OAKLAND, Calif. (AP) — Posted on the wall of Carrie Secret’s classroom, handwritten cards in careful cursive strokes list the primary language of her black fifth-graders as “Ebonics.”
Over in a corner bookshelf, a stack of much-handled dictionaries tells another part of the story: English is spoken here.
The classroom artifacts sum up the state of ebonics in Oakland a month after the school board’s decision to recognize black English as a separate language.
On one hand is the concept of ebonics as mother tongue — blasted by critics as dumbing-down education, praised by supporters as an innovative attempt to reach floundering students.
On the other is the reality of what is going on in schools — English lessons.
“My objective is not to erase ebonics from their repertoire. It is only to prepare them and give them English as a tool,” Secret says. “They must be able to manipulate English in the broader society. That’s really my mission.”
Moments later, Secret practices what she’s been preaching.
When one of her students, eager for recess, calls out a plaintive, “We don’t got lunch?” she shoots back, “Excuse me? L-2.” That’s shorthand for Language Two — standard English.
Secret has been teaching her flock of about two dozen since they were first-graders, part of a relatively small state Standard English Program. Most of her students are black, though she does have some Cambodians and Hispanics.

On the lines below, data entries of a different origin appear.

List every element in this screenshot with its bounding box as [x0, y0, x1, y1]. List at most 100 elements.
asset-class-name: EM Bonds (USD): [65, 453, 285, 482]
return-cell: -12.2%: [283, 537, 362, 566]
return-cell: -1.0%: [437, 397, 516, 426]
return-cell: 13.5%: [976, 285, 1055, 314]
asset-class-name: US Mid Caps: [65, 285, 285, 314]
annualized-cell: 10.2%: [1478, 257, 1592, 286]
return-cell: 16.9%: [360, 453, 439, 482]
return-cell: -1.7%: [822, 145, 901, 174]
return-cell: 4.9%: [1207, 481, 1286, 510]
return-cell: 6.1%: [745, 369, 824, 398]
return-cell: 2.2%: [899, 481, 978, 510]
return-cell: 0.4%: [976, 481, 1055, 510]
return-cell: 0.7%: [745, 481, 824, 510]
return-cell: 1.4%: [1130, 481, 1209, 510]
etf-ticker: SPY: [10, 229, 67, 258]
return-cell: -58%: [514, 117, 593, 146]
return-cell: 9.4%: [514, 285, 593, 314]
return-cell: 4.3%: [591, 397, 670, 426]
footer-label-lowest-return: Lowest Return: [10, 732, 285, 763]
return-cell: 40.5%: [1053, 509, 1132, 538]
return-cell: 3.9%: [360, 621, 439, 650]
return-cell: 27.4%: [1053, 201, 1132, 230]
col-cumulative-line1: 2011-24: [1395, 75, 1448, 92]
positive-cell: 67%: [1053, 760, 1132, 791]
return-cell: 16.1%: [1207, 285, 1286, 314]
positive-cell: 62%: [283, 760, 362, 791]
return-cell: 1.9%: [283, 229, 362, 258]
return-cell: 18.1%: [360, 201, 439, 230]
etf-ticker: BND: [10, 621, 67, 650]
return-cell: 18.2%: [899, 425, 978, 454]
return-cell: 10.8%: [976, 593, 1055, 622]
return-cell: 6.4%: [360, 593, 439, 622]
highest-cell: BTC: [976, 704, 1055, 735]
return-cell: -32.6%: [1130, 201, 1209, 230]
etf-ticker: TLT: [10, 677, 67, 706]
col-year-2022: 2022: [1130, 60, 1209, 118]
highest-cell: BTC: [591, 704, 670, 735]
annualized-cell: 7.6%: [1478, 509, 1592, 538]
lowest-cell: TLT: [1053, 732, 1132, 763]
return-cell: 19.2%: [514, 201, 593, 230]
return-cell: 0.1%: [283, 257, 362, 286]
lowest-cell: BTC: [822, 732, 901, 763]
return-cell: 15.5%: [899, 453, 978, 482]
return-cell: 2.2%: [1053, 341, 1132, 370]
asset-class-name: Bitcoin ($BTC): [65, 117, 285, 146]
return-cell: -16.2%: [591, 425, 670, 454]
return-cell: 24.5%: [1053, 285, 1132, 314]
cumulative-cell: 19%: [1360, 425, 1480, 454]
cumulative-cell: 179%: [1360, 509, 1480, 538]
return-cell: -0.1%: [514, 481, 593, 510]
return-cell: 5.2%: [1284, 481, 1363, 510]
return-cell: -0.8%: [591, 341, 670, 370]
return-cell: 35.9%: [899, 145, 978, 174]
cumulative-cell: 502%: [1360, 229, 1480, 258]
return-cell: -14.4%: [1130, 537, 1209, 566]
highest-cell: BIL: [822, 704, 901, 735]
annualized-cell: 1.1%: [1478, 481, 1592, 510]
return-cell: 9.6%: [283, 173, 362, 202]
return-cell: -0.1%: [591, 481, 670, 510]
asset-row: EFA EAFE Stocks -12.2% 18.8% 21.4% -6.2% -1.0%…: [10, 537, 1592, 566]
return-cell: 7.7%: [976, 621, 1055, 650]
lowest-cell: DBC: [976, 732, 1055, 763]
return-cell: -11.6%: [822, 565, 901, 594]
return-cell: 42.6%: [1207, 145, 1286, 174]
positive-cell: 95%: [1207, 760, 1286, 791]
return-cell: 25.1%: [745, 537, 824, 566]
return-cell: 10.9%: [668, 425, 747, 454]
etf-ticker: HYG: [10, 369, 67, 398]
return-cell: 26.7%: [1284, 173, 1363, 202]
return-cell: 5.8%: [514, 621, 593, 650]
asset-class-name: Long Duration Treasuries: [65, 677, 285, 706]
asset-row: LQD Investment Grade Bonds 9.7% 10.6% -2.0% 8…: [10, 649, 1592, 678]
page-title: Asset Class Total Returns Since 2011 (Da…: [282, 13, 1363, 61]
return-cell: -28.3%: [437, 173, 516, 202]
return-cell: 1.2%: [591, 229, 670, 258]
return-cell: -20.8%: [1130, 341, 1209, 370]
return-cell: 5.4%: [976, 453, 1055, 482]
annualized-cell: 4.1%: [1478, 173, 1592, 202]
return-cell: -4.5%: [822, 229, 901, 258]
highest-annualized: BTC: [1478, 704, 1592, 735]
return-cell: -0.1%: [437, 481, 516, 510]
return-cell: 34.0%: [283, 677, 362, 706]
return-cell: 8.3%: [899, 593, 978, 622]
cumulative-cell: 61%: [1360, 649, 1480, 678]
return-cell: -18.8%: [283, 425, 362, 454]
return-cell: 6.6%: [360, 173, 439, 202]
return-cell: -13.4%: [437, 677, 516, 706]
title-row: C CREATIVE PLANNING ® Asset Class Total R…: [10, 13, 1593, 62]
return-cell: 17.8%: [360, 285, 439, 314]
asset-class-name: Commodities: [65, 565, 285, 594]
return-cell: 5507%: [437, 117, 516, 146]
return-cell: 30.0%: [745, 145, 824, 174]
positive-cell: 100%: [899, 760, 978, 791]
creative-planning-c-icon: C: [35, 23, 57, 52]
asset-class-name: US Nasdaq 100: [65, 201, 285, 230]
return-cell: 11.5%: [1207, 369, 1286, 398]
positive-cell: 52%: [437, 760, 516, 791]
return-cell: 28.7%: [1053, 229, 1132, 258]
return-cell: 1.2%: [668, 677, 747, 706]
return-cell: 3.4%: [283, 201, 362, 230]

Under Oakland’s new policy, the goals of SEP would be expanded district-wide, with all teachers trained in the art of recognizing and translating black English — perhaps as early as this fall.
Critics say that makes about as much sense as asking teachers to respect and understand why some students add up two and two and get five.
“Why do we African-Americans need to lower our standards to speaking ebonics on a regular basis?” high school student Elisha Nah’shon Spikes wrote in a letter to The Oakland Tribune. “It’s dissing (disrespecting) all of Oakland’s youth who speak ebonics or slang because it’s saying, ‘Go ahead, lower yourself to a lower language that will make you lower than the so-called upper class who don’t have to learn it.'”
Last Wednesday, the board tried to muffle some of the sound and fury set off by their original resolution by passing revisions that, for one thing, dropped all suggestion that black English is genetically based.
But the resolution still declares that ebonics is “not merely” a dialect of English.
The changes mollified some critics, like the Rev. Jesse Jackson.
But black linguist John McWhorter said the revisions don’t go far enough.
“Any characterization of black English as a separate language for me is just pseudo-intellectual, racially divisive … idiocy,” said McWhorter, an assistant professor of linguistics at the University of California-Berkeley.